To measure the most basic performance parameters, we first start with a secure erased drive. We write over the entire LBA space with sequential writes twice, then write the capacity of the drive twice with 4K random writes. Once prepared, we run the following tests for one minute at each queue depth. The throughput tests are similar, except that we’ve included fresh performance numbers as well.
We test the max throughput numbers with sequential 128K reads and writes. We take a baseline fresh number first, then check again after the 2x random fill. Notice that the max reads are capped at 3.3GB/s.
The P320h is “limited” to around 3.3GB/s. Why? Because the PCIe Gen 2 interface is good for approximately 3.3GB/s of throughput. Since 785,000 4K IOPS equals ~3.3GB/s, the P320h is limited to 785,000 4K Random Read IOPS by the interface itself. Without the Gen 2 limitation, the P320h could probably better that. The fact that the P320h can saturate its interface with sequential and small random IOPS is truly excellent, certainly not something seen everyday.
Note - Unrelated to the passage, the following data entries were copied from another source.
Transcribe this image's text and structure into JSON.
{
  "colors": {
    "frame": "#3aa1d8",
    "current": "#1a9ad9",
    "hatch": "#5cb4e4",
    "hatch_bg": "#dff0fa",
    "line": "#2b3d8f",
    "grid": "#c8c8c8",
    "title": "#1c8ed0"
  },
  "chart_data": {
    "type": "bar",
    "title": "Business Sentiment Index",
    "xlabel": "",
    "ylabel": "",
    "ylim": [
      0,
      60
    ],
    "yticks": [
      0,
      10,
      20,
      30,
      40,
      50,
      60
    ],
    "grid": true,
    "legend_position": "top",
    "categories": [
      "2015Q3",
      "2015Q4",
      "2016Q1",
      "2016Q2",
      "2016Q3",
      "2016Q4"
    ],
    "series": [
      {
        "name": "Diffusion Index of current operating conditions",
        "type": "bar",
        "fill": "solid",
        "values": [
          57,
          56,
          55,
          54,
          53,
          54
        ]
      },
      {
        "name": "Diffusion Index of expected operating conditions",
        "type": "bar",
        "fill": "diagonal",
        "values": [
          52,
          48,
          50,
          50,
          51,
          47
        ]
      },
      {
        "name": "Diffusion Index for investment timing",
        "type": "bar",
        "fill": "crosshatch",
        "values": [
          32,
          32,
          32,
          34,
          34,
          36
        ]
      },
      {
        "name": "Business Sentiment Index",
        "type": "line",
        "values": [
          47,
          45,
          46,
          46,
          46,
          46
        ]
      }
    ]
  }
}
The P320h just scales exceedingly well. 785K IOPS are achieved at a QD of 256. Below that, performance slopes downward with latency, while at a QD of 512 performance is nearly at peak. Beyond 256 commands outstanding, latency starts getting out of hand, though. For super high QD situations, the high queue depth interrupt coalescing setting is probably more appropriate.
The P320h serves up some excellent write latency. Writes also hit their maximum performance with 256 outstanding commands. The P320h’s driver is optimized to function best around QD 256, whether in Windows or Linux. If you can’t get to 256 with writes, you can still get pretty close to peak performance.
We can look at a matrix of average latency at QD 1 to get a standardized latency measurement.
We run latency measurements at 512 bytes, 4K, and 8K block sizes. For each block size, we run one minute of logging for 100% read, 65% read, and 100% write. The results fit in neatly with the previous 4K read and write charts.
Instead of measuring average latency, this chart measures maximum latency. Max latency is at or above one millisecond (1000 microseconds) for each QD 1 blocksize and read/write mix.